Num_workers does not run in parallel

from torch.utils.data import Dataset, DataLoader
import time
import multiprocessing as mp
import torch

class Sleep(Dataset):
    def __len__(self): return 20
    def __getitem__(self, i):
        import time, os
        time.sleep(1)
        return os.getpid()

if __name__ == "__main__":
    mp.set_start_method("fork", force=True)

    loader = DataLoader(Sleep(), batch_size=20, num_workers=10, persistent_workers=True)

    t0 = time.time()
    next(iter(loader))
    print("wall = ", time.time() - t0)   # should be ≈ 3-4 s, not 180 s

    next(iter(loader))
    print("wall = ", time.time() - t0)   # should be ≈ 3-4 s, not 180 s

    next(iter(loader))
    print("wall = ", time.time() - t0)   # should be ≈ 3-4 s, not 180 s

    import pdb; pdb.set_trace()

I have this simple test script.
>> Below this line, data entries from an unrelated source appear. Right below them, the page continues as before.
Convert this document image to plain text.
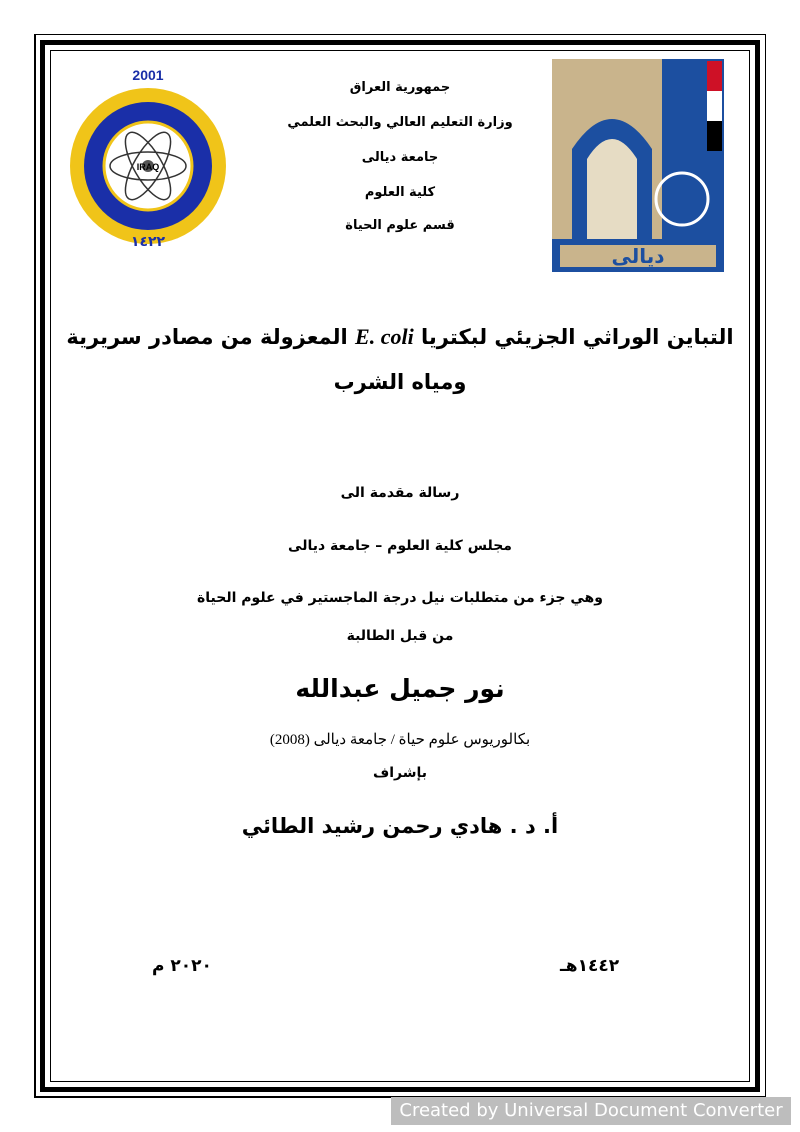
2001
IRAQ
١٤٢٢
ديالى
جمهورية العراق
وزارة التعليم العالي والبحث العلمي
جامعة ديالى
كلية العلوم
قسم علوم الحياة
التباين الوراثي الجزيئي لبكتريا E. coli المعزولة من مصادر سريرية
ومياه الشرب
رسالة مقدمة الى
مجلس كلية العلوم – جامعة ديالى
وهي جزء من متطلبات نيل درجة الماجستير في علوم الحياة
من قبل الطالبة
نور جميل عبدالله
بكالوريوس علوم حياة / جامعة ديالى (2008)
بإشراف
أ. د . هادي رحمن رشيد الطائي
١٤٤٢هـ
٢٠٢٠ م
Created by Universal Document Converter
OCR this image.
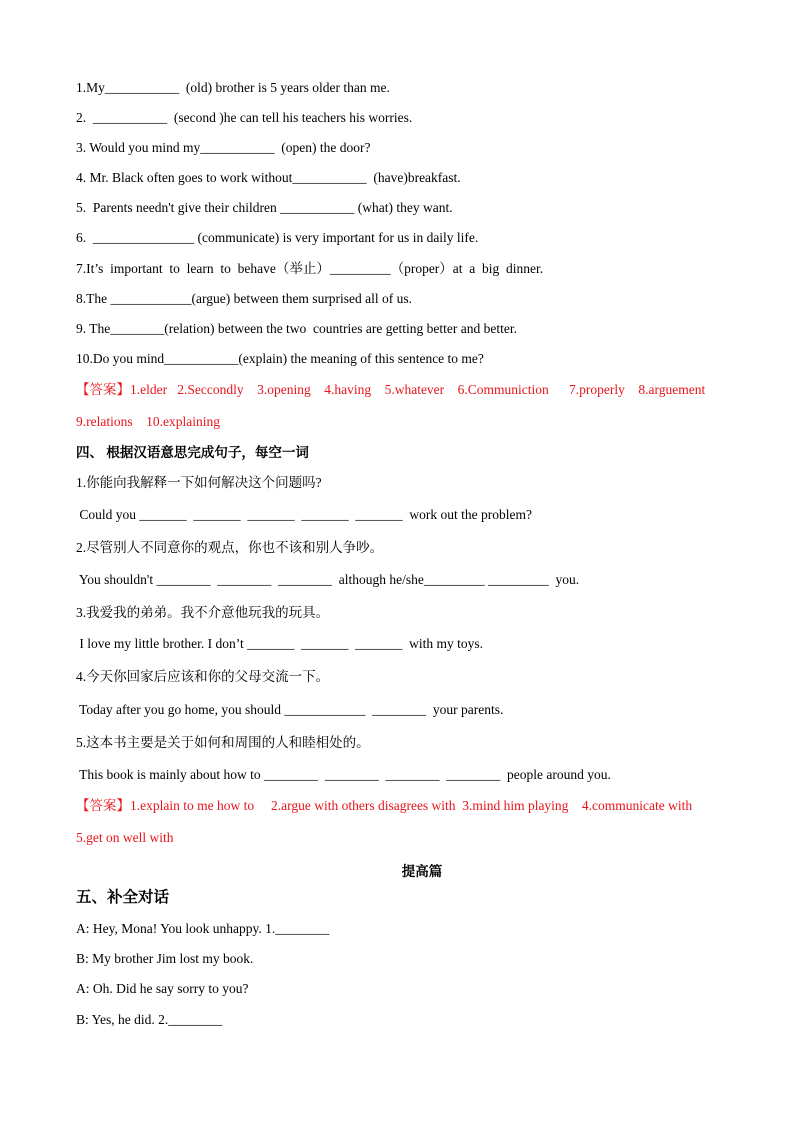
1.My___________  (old) brother is 5 years older than me.
2.  ___________  (second )he can tell his teachers his worries.
3. Would you mind my___________  (open) the door?
4. Mr. Black often goes to work without___________  (have)breakfast.
5.  Parents needn't give their children ___________ (what) they want.
6.  _______________ (communicate) is very important for us in daily life.
7.It’s  important  to  learn  to  behave（举止）_________（proper）at  a  big  dinner.
8.The ____________(argue) between them surprised all of us.
9. The________(relation) between the two  countries are getting better and better.
10.Do you mind___________(explain) the meaning of this sentence to me?
【答案】1.elder   2.Seccondly    3.opening    4.having    5.whatever    6.Communiction      7.properly    8.arguement
9.relations    10.explaining
四、 根据汉语意思完成句子，每空一词
1.你能向我解释一下如何解决这个问题吗?
Could you _______  _______  _______  _______  _______  work out the problem?
2.尽管别人不同意你的观点，你也不该和别人争吵。
You shouldn't ________  ________  ________  although he/she_________ _________  you.
3.我爱我的弟弟。我不介意他玩我的玩具。
I love my little brother. I don’t _______  _______  _______  with my toys.
4.今天你回家后应该和你的父母交流一下。
Today after you go home, you should ____________  ________  your parents.
5.这本书主要是关于如何和周围的人和睦相处的。
This book is mainly about how to ________  ________  ________  ________  people around you.
【答案】1.explain to me how to     2.argue with others disagrees with  3.mind him playing    4.communicate with
5.get on well with
提高篇
五、补全对话
A: Hey, Mona! You look unhappy. 1.________
B: My brother Jim lost my book.
A: Oh. Did he say sorry to you?
B: Yes, he did. 2.________
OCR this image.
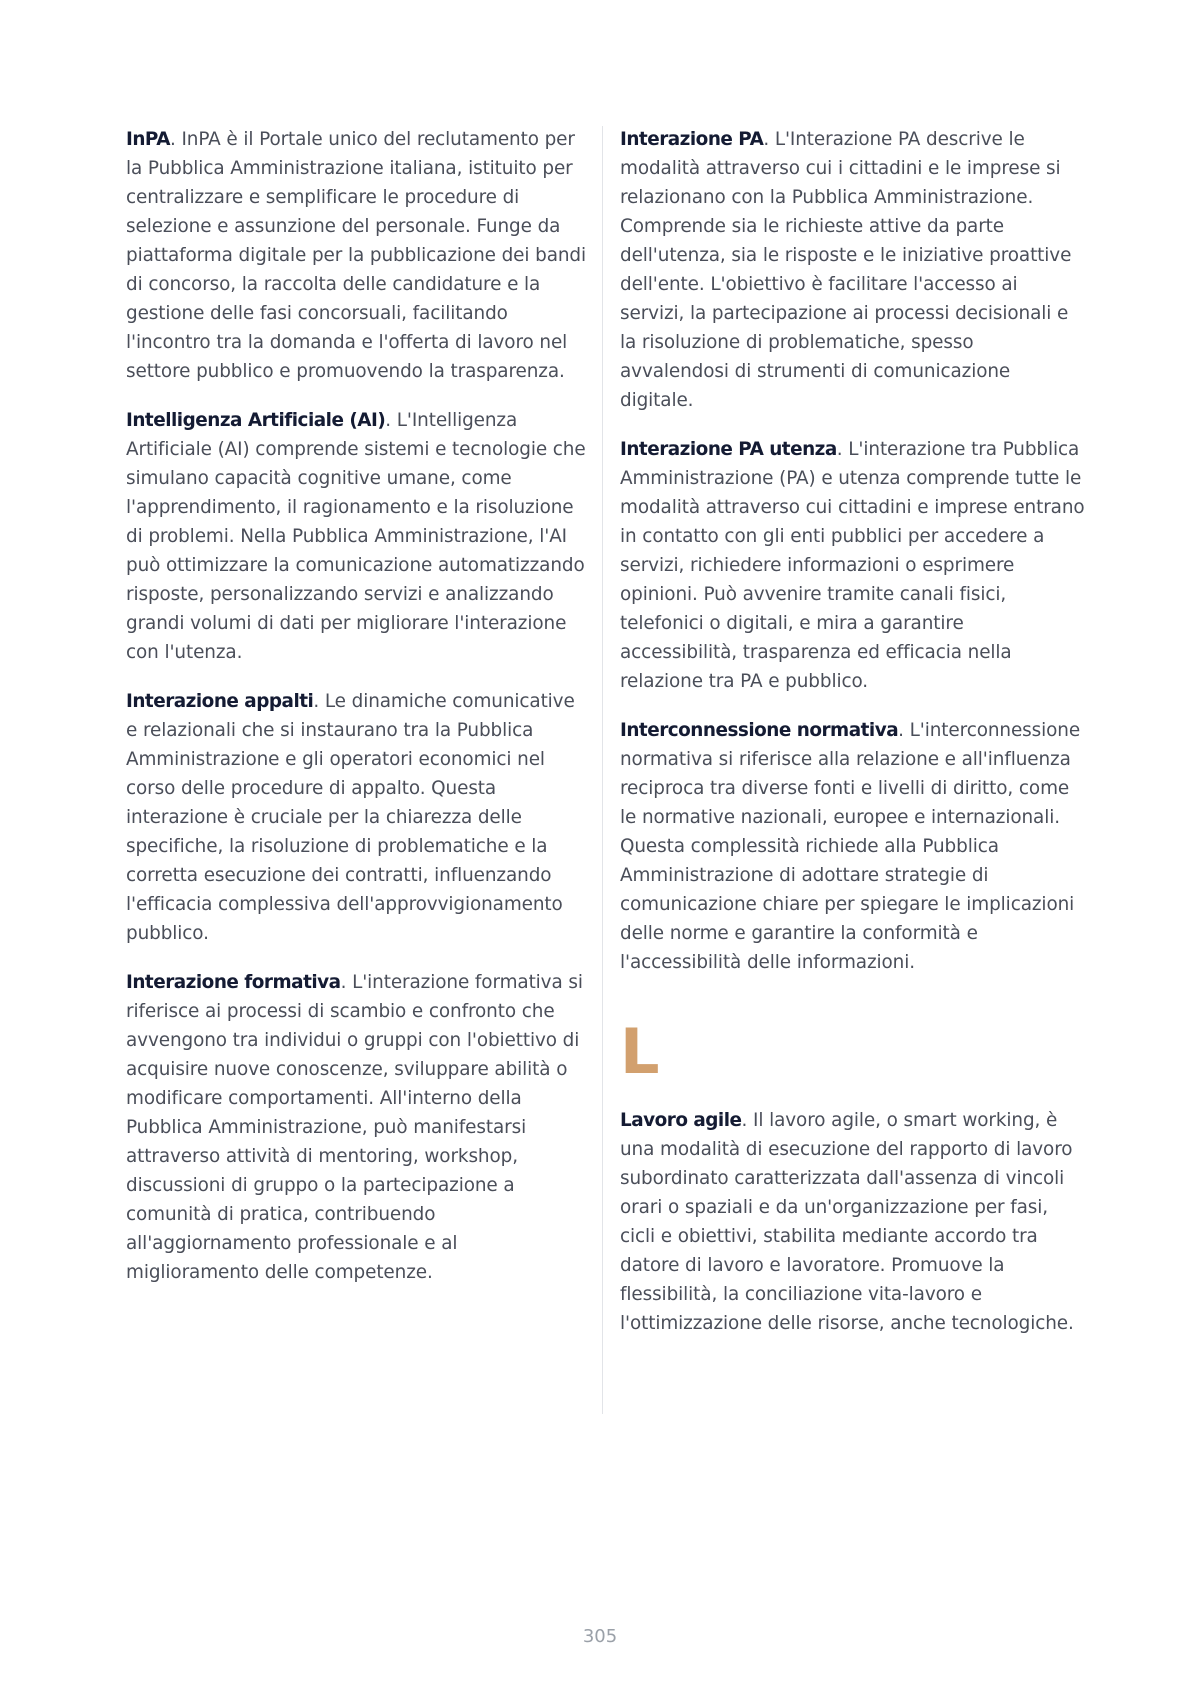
InPA. InPA è il Portale unico del reclutamento per la Pubblica Amministrazione italiana, istituito per centralizzare e semplificare le procedure di selezione e assunzione del personale. Funge da piattaforma digitale per la pubblicazione dei bandi di concorso, la raccolta delle candidature e la gestione delle fasi concorsuali, facilitando l'incontro tra la domanda e l'offerta di lavoro nel settore pubblico e promuovendo la trasparenza.

Intelligenza Artificiale (AI). L'Intelligenza Artificiale (AI) comprende sistemi e tecnologie che simulano capacità cognitive umane, come l'apprendimento, il ragionamento e la risoluzione di problemi. Nella Pubblica Amministrazione, l'AI può ottimizzare la comunicazione automatizzando risposte, personalizzando servizi e analizzando grandi volumi di dati per migliorare l'interazione con l'utenza.

Interazione appalti. Le dinamiche comunicative e relazionali che si instaurano tra la Pubblica Amministrazione e gli operatori economici nel corso delle procedure di appalto. Questa interazione è cruciale per la chiarezza delle specifiche, la risoluzione di problematiche e la corretta esecuzione dei contratti, influenzando l'efficacia complessiva dell'approvvigionamento pubblico.

Interazione formativa. L'interazione formativa si riferisce ai processi di scambio e confronto che avvengono tra individui o gruppi con l'obiettivo di acquisire nuove conoscenze, sviluppare abilità o modificare comportamenti. All'interno della Pubblica Amministrazione, può manifestarsi attraverso attività di mentoring, workshop, discussioni di gruppo o la partecipazione a comunità di pratica, contribuendo all'aggiornamento professionale e al miglioramento delle competenze.

Interazione PA. L'Interazione PA descrive le modalità attraverso cui i cittadini e le imprese si relazionano con la Pubblica Amministrazione. Comprende sia le richieste attive da parte dell'utenza, sia le risposte e le iniziative proattive dell'ente. L'obiettivo è facilitare l'accesso ai servizi, la partecipazione ai processi decisionali e la risoluzione di problematiche, spesso avvalendosi di strumenti di comunicazione digitale.

Interazione PA utenza. L'interazione tra Pubblica Amministrazione (PA) e utenza comprende tutte le modalità attraverso cui cittadini e imprese entrano in contatto con gli enti pubblici per accedere a servizi, richiedere informazioni o esprimere opinioni. Può avvenire tramite canali fisici, telefonici o digitali, e mira a garantire accessibilità, trasparenza ed efficacia nella relazione tra PA e pubblico.

Interconnessione normativa. L'interconnessione normativa si riferisce alla relazione e all'influenza reciproca tra diverse fonti e livelli di diritto, come le normative nazionali, europee e internazionali. Questa complessità richiede alla Pubblica Amministrazione di adottare strategie di comunicazione chiare per spiegare le implicazioni delle norme e garantire la conformità e l'accessibilità delle informazioni.

L

Lavoro agile. Il lavoro agile, o smart working, è una modalità di esecuzione del rapporto di lavoro subordinato caratterizzata dall'assenza di vincoli orari o spaziali e da un'organizzazione per fasi, cicli e obiettivi, stabilita mediante accordo tra datore di lavoro e lavoratore. Promuove la flessibilità, la conciliazione vita-lavoro e l'ottimizzazione delle risorse, anche tecnologiche.

305
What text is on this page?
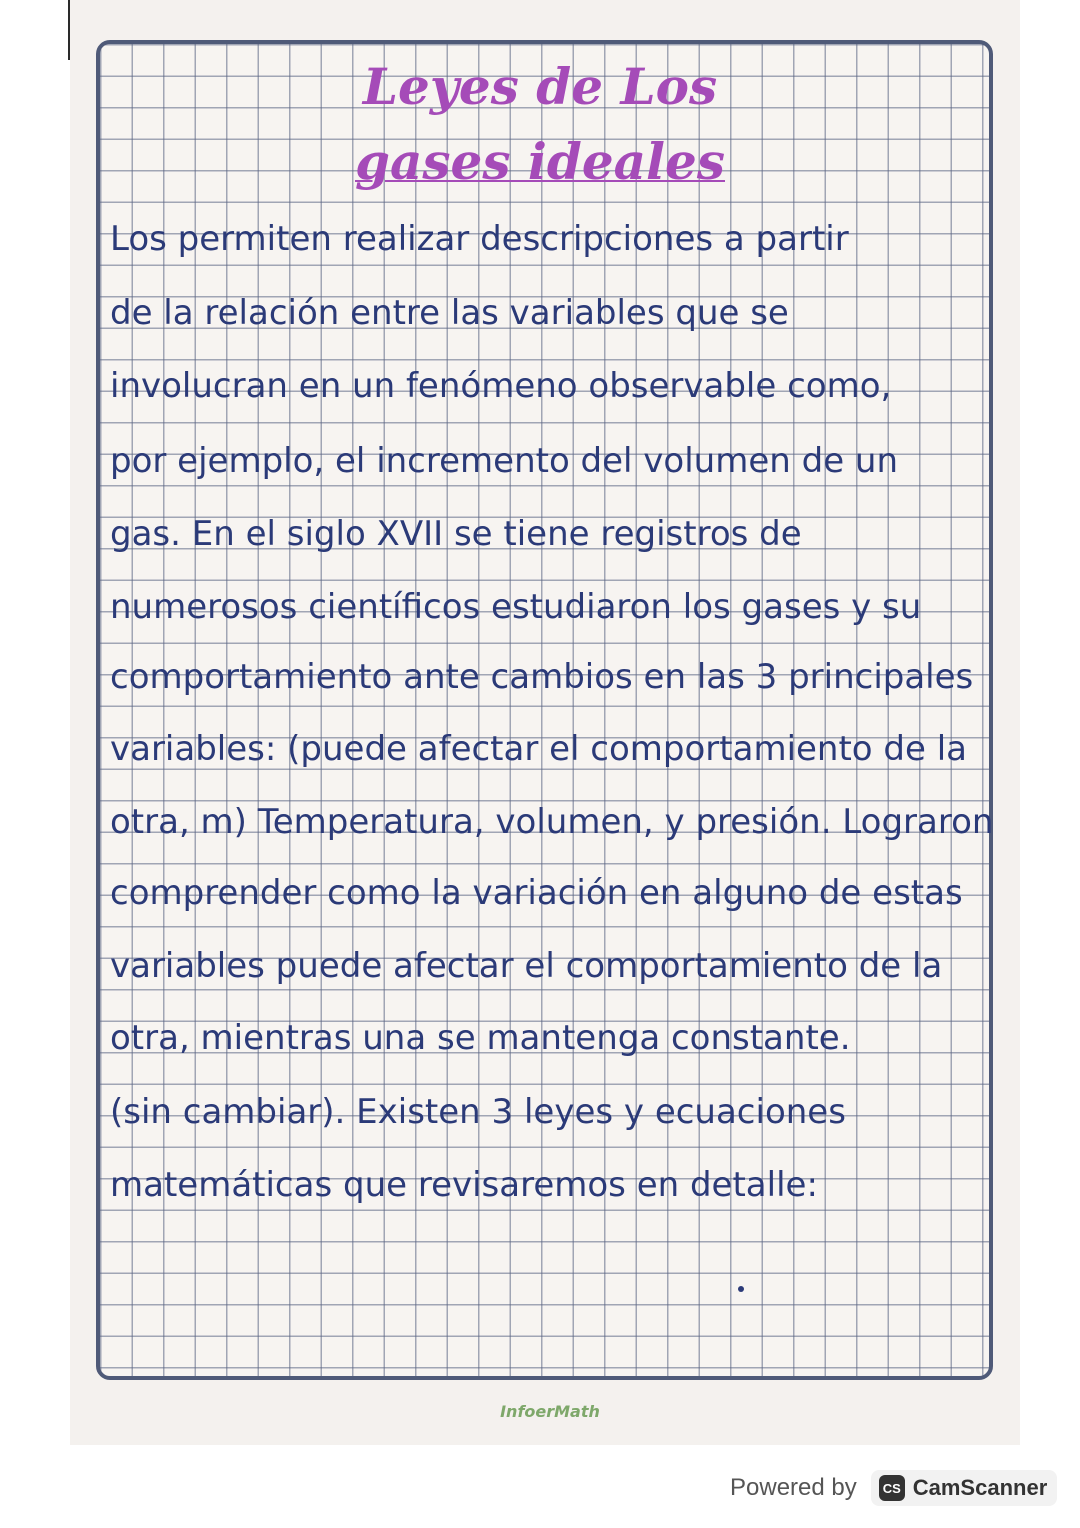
Leyes de Los
gases ideales

Los permiten realizar descripciones a partir

de la relación entre las variables que se

involucran en un fenómeno observable como,

por ejemplo, el incremento del volumen de un

gas. En el siglo XVII se tiene registros de

numerosos científicos estudiaron los gases y su

comportamiento ante cambios en las 3 principales

variables: (puede afectar el comportamiento de la

otra, m) Temperatura, volumen, y presión. Lograron

comprender como la variación en alguno de estas

variables puede afectar el comportamiento de la

otra, mientras una se mantenga constante.

(sin cambiar). Existen 3 leyes y ecuaciones

matemáticas que revisaremos en detalle:

InfoerMath
Powered by	CS CamScanner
On different systems, with at least 10 cpus each, I run it - each time, each batch takes 20 seconds to load, meaning things are running serially and not in parallel with multiprocessing. Why? How do we actually parallelize the dataloader?

That’s expected since each worker will load the entire batch (i.e. 20 samples a 1 sec loading time each). You are recreating the iterator for each test, which will repeat this process.